Sólo el hombre espiritual es una persona capaz de discernir porque es a quien
Dios da el conocimiento de su voluntad.
Cuando Pablo le
escribe a los romanos dice: “Porque no me avergüenzo del evangelio, porque es
poder de Dios para salvación a todo aquel que cree; al judío primeramente, y
también al griego” (Romanos 1:16). La fe lo es todo, en el comienzo de nuestra
experiencia cristiana y en la continuación de la vida en Cristo. Nadie
puede obtener el favor de Dios o escapar de su ira por medio de sus propias obras.
La pecaminosidad del hombre es entendida como iniquidad e injusticia.
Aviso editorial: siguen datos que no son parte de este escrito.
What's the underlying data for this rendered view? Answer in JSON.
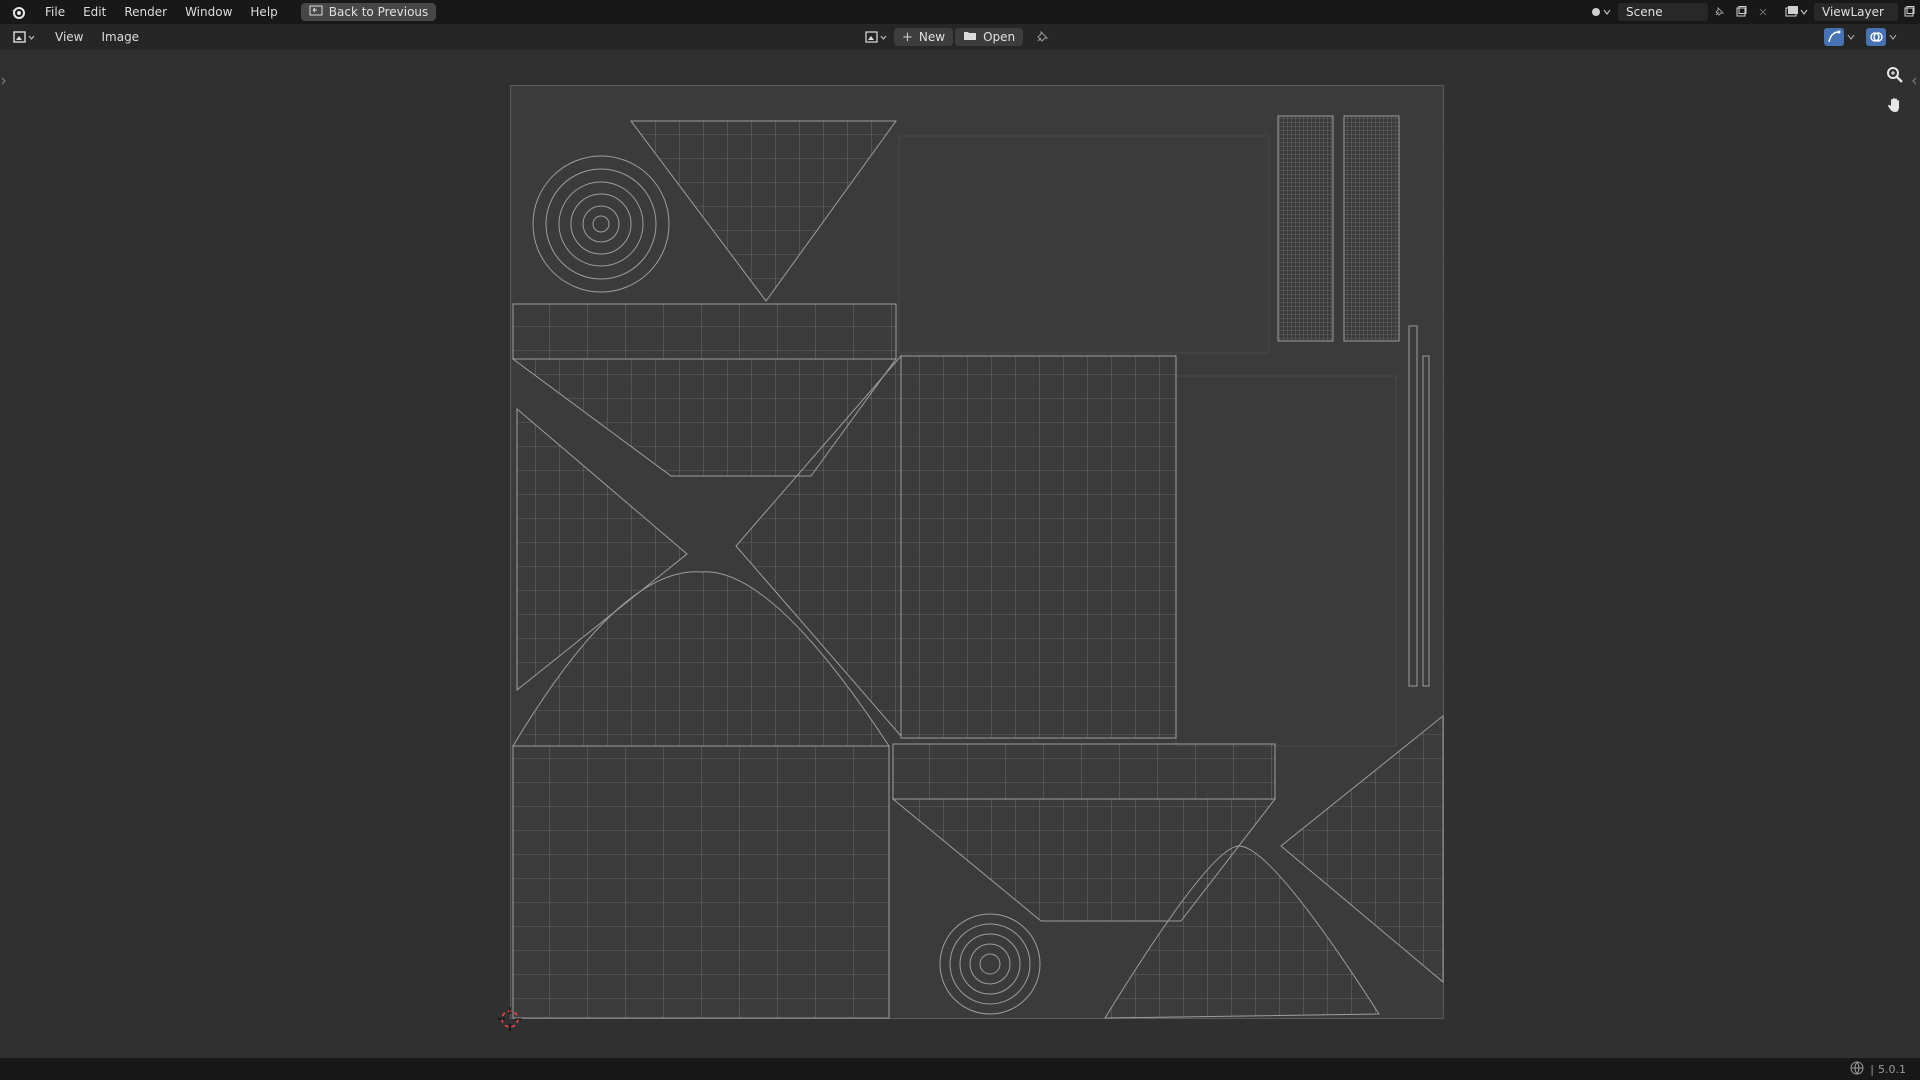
{
  "topbar": {
    "menus": [
      "File",
      "Edit",
      "Render",
      "Window",
      "Help"
    ],
    "back_button": "Back to Previous",
    "scene_name": "Scene",
    "view_layer": "ViewLayer"
  },
  "editor_header": {
    "menus": [
      "View",
      "Image"
    ],
    "new_label": "New",
    "open_label": "Open"
  },
  "status": {
    "version": "5.0.1"
  },
  "icons": {
    "logo": "blender-logo-icon",
    "editor_type": "image-editor-icon",
    "browse_image": "image-browse-icon",
    "new": "plus-icon",
    "open": "folder-icon",
    "pin": "pin-icon",
    "zoom": "zoom-icon",
    "pan": "hand-icon",
    "cursor": "2d-cursor-icon"
  },
  "colors": {
    "topbar_bg": "#181818",
    "header_bg": "#262626",
    "viewport_bg": "#303030",
    "wireframe": "#9a9a9a",
    "active_blue": "#4772b3"
  }
}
La causa
de esa pecaminosidad es detener con injusticia la verdad. Los hechos son innegables;
la razón humana está en tinieblas como para descubrir la verdad divina y la
obligación moral del hombre o para gobernar bien su propia conducta. La
esclavitud más grande que sufre el hombre; es la de ser entregado a sus propias
lujurias. ¡Sin arrepentimiento es imposible salir de ese estado! “Arrepentíos,
porque el reino de los cielos se ha acercado”.
En el Antiguo
y el Nuevo Testamentos se presenta en muchos pasajes la importancia de la venida
de Cristo a establecer su reino. La segunda venida de Cristo, y establecimiento
del reino mesiánico, es el corazón mismo de las Escrituras y es el tema más
importante de la profecía del Antiguo Testamento. ¡Amén!